The contributions of social scientists to the project are also crucial, she said. Quantifying wetland ecosystem services will enable the economic value of carbon storage and other benefits to be included in decisions on wetland restoration and support wider use of nature-based solutions for climate mitigation. The project will also integrate environmental justice considerations, policy, and governance approaches to develop a framework and guidelines for incorporating coastal wetland restoration and conservation into local, state, and national plans for climate adaptation.

“It’s one thing to know as scientists what we need to do, but we also need to understand what the implications are to people and how to navigate a complex regulatory system and actually achieve our goals,” Paytan said. “I’ve worked with some of the investigators before on wetlands research, but we realized this needed a bigger project involving social scientists as well.
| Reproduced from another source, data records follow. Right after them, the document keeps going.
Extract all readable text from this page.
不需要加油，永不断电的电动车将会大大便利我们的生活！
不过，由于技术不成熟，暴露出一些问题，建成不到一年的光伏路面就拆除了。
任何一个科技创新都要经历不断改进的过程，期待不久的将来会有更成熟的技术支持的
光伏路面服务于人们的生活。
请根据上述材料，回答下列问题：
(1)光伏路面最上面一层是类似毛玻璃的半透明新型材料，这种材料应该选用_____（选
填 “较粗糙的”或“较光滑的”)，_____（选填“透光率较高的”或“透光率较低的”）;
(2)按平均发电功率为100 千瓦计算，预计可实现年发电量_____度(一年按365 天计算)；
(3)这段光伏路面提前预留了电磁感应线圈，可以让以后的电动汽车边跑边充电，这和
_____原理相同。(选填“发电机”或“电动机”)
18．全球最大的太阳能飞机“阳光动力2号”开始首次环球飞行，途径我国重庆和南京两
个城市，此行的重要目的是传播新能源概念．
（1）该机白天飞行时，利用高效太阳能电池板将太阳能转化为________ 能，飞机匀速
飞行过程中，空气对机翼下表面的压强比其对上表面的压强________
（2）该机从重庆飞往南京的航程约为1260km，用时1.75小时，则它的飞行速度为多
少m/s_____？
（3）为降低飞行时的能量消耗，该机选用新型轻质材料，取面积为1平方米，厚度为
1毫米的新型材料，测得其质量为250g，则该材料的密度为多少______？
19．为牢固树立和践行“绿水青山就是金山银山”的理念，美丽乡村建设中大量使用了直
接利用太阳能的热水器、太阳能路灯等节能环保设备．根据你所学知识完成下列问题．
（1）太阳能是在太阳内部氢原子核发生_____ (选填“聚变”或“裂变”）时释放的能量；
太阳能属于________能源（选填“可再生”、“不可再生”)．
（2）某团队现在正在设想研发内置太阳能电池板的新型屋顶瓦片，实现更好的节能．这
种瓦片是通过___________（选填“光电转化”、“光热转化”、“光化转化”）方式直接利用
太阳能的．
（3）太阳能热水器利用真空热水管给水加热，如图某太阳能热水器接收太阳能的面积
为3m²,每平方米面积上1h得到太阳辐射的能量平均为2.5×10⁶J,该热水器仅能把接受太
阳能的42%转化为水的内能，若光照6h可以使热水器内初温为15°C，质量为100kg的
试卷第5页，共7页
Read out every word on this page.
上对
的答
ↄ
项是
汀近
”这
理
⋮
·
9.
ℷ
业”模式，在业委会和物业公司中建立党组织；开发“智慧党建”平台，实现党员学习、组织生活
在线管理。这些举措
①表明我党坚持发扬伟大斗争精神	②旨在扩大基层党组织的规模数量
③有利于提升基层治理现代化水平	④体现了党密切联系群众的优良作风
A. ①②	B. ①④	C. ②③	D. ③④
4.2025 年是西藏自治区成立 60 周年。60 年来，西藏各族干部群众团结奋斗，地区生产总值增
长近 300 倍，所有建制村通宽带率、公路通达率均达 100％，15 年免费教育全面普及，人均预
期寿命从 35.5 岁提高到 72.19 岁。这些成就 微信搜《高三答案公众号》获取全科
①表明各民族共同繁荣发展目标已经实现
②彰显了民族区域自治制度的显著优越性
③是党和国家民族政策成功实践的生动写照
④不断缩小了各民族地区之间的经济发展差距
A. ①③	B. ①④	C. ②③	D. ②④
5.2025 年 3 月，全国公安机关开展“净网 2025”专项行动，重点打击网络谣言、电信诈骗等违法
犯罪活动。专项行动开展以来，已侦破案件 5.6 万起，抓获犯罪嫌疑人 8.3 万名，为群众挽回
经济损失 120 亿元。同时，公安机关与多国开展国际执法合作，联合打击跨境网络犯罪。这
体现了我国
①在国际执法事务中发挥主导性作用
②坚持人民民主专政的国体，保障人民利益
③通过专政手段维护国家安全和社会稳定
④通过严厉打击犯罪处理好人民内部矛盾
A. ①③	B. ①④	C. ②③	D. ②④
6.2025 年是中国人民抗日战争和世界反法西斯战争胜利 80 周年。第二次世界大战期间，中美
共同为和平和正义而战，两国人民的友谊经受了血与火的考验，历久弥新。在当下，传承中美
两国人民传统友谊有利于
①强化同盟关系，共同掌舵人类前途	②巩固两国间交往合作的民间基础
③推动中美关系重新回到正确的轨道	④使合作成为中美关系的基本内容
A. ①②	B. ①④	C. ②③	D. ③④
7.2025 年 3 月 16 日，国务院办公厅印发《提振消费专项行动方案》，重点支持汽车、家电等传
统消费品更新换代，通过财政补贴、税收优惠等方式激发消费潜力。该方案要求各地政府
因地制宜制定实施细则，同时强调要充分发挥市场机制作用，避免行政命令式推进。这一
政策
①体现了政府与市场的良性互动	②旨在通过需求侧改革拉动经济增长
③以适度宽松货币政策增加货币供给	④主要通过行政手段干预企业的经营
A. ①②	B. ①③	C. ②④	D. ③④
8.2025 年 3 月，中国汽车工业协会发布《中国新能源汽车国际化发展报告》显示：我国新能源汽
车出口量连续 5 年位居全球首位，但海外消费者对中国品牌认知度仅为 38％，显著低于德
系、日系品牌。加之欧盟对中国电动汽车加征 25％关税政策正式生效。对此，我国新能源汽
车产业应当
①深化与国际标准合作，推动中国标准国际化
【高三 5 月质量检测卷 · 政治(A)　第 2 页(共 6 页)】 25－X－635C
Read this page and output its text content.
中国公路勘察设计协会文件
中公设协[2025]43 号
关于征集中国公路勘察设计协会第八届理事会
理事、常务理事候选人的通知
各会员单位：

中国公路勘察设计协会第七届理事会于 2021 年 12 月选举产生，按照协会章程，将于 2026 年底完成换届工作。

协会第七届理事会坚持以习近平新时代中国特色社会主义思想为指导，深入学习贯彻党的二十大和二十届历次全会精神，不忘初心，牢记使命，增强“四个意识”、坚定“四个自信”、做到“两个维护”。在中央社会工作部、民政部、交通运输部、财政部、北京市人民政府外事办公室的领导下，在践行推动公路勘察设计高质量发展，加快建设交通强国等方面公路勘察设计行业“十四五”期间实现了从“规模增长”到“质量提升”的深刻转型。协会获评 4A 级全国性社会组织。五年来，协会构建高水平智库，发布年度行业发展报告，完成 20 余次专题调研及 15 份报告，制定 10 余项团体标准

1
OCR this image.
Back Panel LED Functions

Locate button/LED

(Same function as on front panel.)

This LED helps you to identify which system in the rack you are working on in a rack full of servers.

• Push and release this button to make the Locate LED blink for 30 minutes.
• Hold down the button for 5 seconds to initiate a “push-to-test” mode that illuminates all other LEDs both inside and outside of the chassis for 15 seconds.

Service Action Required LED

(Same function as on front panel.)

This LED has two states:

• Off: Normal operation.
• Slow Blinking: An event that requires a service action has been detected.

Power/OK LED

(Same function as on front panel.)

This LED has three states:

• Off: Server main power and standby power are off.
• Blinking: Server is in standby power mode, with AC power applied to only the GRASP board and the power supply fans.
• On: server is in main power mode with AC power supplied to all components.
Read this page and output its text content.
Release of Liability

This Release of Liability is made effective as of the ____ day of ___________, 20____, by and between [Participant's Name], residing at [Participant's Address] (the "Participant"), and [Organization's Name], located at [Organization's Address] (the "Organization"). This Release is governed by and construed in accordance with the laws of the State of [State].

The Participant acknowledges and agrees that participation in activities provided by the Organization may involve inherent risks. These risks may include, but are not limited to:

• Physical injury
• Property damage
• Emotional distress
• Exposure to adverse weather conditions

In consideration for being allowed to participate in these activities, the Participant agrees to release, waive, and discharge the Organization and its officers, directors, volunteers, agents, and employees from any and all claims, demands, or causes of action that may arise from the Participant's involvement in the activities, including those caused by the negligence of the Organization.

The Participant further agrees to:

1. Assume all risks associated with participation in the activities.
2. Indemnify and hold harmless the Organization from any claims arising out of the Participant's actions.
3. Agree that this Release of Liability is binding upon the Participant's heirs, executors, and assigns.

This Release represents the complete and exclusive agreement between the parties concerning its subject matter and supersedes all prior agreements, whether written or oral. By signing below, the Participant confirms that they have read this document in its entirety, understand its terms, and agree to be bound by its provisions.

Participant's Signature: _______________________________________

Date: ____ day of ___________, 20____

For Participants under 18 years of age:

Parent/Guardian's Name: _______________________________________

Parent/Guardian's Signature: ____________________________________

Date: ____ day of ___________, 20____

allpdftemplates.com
When I started reaching out, it was really nice because everyone recognized how important this is and they were excited to contribute.”

The close collaboration of researchers from different disciplines is essential for developing sustainable climate mitigation solutions that enhance community resilience and environmental justice. The funding for this project will support graduate and undergraduate student researchers as well as education and outreach components such as an undergraduate course on climate and data literacy offered at the participating UC campuses.

The UC National Laboratory Fees Research Program enhances partnerships between UC researchers and scientists at national laboratories. Funds for these strategic investments derive from the net fee income UC receives for managing the Los Alamos, Lawrence Berkeley, and Lawrence Livermore National Laboratories on behalf of the U.S. Department of Energy.